P52A-05:
Following up on the Discovery of Water Vapor at Europa’s South Pole with HST

Friday, 19 December 2014: 11:20 AM
Lorenz Roth1,2, Kurt D Retherford1, Joachim Saur3, Darrell F Strobel4, Paul D Feldman4, Melissa A McGrath5, Francis Nimmo6, John R Spencer7, Cesare Grava1 and Aljona Bloecker3, (1)Southwest Research Institute San Antonio, San Antonio, TX, United States, (2)KTH Royal Institute of Technology, EES, Stockholm, Sweden, (3)University of Cologne, Cologne, Germany, (4)Johns Hopkins University, Baltimore, MD, United States, (5)NASA Marshall Space Flight Center, Huntsville, AL, United States, (6)University of California-Santa Cruz, Department of Earth and Planetary Sciences, Santa Cruz, CA, United States, (7)Southwest Research Institute, Boulder, CO, United States
Abstract:
We will present new Hubble Space Telescope (HST) observations of Europa’s UV aurora obtained within two campaigns in 2014 to follow up on the water vapor plume detection.

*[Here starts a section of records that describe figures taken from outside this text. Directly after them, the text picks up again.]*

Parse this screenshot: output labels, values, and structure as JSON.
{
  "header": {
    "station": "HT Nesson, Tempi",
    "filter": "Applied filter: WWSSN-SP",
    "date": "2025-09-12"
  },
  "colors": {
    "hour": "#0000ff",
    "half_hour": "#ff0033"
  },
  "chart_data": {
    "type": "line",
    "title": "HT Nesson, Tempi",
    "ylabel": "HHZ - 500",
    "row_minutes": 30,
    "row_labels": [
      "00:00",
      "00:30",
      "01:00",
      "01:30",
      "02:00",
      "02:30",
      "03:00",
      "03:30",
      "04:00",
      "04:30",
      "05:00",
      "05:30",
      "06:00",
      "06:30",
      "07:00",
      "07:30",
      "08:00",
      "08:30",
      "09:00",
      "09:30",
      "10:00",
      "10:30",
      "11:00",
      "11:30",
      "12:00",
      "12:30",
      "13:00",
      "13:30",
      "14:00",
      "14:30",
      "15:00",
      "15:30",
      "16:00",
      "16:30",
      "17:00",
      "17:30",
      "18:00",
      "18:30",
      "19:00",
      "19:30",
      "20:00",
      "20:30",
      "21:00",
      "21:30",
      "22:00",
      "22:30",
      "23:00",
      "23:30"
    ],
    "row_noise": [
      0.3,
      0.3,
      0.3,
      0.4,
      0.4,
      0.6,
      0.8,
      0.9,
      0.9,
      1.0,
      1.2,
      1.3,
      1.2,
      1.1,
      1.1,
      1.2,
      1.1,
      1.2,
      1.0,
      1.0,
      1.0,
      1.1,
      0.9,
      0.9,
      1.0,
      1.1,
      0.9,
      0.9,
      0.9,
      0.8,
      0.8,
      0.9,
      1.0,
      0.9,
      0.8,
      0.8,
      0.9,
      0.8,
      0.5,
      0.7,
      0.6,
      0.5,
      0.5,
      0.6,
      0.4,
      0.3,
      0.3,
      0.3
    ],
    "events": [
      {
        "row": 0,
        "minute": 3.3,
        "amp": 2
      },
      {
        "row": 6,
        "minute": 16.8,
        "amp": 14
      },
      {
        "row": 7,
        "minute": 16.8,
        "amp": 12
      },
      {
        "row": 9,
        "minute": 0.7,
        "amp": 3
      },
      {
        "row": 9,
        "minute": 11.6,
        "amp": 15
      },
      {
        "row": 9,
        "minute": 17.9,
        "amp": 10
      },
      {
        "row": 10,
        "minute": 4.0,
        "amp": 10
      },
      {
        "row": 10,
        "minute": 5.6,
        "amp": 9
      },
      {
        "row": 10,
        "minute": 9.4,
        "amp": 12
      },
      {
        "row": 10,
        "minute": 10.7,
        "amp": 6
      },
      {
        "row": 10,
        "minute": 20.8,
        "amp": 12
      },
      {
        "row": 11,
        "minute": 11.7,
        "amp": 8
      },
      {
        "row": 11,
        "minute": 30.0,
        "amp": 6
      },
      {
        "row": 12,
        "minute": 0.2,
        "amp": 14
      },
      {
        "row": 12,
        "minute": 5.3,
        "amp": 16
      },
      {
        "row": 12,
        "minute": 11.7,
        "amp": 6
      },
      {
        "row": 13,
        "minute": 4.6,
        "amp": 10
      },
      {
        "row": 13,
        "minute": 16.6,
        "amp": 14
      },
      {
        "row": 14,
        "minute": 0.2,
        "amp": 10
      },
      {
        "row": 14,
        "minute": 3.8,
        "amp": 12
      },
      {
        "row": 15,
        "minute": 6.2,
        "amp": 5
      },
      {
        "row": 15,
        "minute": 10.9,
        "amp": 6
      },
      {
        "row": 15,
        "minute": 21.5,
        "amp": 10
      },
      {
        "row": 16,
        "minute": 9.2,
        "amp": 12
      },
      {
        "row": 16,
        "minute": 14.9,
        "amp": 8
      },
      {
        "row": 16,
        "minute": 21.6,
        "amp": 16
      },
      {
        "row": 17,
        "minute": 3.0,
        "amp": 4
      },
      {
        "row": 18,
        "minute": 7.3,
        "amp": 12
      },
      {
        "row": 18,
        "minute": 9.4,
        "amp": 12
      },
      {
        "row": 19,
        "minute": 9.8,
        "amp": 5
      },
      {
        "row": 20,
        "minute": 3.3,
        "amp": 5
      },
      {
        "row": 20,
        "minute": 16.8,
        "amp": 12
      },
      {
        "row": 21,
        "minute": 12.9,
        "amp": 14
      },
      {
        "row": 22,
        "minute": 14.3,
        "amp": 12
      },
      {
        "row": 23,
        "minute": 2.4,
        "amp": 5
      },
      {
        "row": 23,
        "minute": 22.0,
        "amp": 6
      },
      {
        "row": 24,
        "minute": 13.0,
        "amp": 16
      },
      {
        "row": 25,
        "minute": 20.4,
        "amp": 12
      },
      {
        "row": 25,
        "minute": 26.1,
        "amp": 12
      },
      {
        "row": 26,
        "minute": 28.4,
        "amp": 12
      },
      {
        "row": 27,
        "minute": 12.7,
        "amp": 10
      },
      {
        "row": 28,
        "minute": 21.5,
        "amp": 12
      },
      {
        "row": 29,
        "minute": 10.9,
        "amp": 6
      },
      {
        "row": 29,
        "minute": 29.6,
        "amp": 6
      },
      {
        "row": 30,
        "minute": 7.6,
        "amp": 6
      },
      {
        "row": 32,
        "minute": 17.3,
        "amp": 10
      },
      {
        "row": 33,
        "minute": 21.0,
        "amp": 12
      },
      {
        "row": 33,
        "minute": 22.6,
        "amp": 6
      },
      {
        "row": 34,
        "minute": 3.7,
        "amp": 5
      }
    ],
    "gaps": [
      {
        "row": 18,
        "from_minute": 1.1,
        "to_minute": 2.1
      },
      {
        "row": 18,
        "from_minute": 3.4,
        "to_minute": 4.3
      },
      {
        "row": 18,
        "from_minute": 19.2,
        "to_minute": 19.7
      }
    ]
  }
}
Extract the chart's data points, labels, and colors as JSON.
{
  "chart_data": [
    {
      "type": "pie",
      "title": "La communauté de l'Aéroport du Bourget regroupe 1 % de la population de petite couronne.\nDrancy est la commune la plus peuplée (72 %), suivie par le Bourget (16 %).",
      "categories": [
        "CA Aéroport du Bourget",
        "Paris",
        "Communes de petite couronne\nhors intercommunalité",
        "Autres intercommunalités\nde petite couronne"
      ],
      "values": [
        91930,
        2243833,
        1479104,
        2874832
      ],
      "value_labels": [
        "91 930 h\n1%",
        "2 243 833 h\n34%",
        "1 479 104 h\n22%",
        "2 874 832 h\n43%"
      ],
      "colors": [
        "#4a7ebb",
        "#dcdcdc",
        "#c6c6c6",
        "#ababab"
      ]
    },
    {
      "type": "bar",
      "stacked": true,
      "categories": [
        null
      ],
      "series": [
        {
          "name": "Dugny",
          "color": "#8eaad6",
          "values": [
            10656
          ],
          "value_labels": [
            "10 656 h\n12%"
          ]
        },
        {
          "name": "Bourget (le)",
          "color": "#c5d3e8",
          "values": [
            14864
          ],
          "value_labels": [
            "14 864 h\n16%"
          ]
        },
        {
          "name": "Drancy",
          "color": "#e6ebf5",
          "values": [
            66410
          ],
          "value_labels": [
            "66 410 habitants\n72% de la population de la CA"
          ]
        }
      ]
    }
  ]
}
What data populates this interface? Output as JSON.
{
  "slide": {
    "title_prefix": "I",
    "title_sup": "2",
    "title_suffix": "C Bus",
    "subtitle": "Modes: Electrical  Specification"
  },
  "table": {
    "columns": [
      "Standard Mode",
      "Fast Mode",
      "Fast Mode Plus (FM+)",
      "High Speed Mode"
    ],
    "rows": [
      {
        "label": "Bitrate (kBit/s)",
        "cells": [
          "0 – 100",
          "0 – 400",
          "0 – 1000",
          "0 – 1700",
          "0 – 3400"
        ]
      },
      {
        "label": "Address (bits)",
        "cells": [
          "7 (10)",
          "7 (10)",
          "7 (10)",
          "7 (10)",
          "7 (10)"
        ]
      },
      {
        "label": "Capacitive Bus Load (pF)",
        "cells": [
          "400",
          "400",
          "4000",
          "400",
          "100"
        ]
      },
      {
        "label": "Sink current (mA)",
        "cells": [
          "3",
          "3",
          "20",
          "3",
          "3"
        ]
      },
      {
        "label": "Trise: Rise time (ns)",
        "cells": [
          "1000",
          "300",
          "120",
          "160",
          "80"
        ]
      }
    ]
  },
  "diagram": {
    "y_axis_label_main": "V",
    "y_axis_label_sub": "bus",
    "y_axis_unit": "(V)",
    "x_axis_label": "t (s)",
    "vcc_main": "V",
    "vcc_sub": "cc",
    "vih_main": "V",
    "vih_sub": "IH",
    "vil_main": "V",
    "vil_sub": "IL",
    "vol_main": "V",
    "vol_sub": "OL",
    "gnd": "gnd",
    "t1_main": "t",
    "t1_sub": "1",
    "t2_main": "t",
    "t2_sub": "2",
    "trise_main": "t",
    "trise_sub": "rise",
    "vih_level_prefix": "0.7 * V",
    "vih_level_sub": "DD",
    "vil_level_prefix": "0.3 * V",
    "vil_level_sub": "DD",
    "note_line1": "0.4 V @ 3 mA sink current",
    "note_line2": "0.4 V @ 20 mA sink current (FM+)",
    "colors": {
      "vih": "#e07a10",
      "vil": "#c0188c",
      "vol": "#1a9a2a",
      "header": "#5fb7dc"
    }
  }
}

HST aurora images taken in 2012 have revealed coincident signals from atomic hydrogen and oxygen pointing to the existence of transient water vapor plumes near the south pole. The water vapor was detected only during one HST visit in December 2012 when Europa was near apocenter position and was speculated to be correlated with changing tidal stresses along Europa’s orbit. In a first follow-up campaign new aurora images were taken by HST early in 2014 with Europa near apocenter, but the initial detection was not confirmed. More HST aurora images will be obtained in the course of a larger Hubble observing campaign starting in November 2014. We will review all HST aurora imaging observations to date and discuss potential sources for varying plume activity and changing detectability by HST. In particular, we will examine various explanations for the non-detections in the early 2014 observations near apocenter.